This page contains several diagrams for wiring a switch to control one or more receptacle outlets including a split receptacle and multiple outlets wired together.
The wiring in these diagrams is for 15 amp circuits and 14/2 awg cable however, existing light and receptacle circuits may be 15 or 20 amps. When working with 20 amp circuits use 12 gauge wire and 20 amp devices.
It is the responsibility of the user of this information to know and understand the NEC (National Electrical Code) as it applies to them, as well as any local regulations or laws that may pertain. While many jurisdictions do adopt the standards of the NEC, some may have requirements in addition to, or exemptions from those standards.
The information on this page is intended to aid in electrical wiring projects that become necessary when doing DIY home improvements and repairs. Some of the diagrams here are for older circuits that may not adhere to the latest code updates. When running a new circuit be sure to use the latest approved wiring arrangements.

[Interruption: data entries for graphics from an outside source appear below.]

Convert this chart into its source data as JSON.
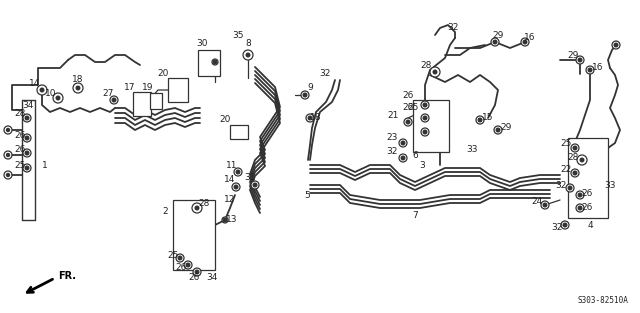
{
  "bg_color": "#ffffff",
  "line_color": "#333333",
  "label_color": "#222222",
  "diagram_code": "S303-82510A",
  "fr_label": "FR.",
  "fig_width": 6.4,
  "fig_height": 3.13,
  "dpi": 100
}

We cannot assume responsibility for personal injury or property damage as a result of using the information provided here.
In the diagrams on this website the brass colored terminals on the devices represent the hot side of the circuit and the silver colored terminals represent the neutral side. Green is used to denote ground wires and terminals. Not all outlet boxes or older devices will have a grounding terminal. When running new wiring the ground wires should be spliced with a short piece of wire to connect to each device that has a grounding terminal, and to any grounding terminals in the outlet boxes. Also be aware that the white wire may be use to carry current in some household circuits, in these cases it should be marked with black electrical tape to indicate it is hot.
This wiring diagram illustrates adding a switch to control an existing receptacle outlet. The source is at the receptacle and a switch loop is added to a new switch.
This diagram illustrates wiring a switch to a split receptacle outlet with the source at the receptacle. The tab connecting the two hot terminals is removed to break the circuit between the top and bottom outlet. With this wiring scheme the top outlet is always hot and the bottom is controlled by a new switch.
This wiring diagram illustrates a circuit with the source at a switch. The switch then controls a receptacle outlet coming after.
This diagram shows the wiring for a switch and multiple receptacles. The source for the circuit is at the switch and the outlets are wired from one to the next in a series arrangement.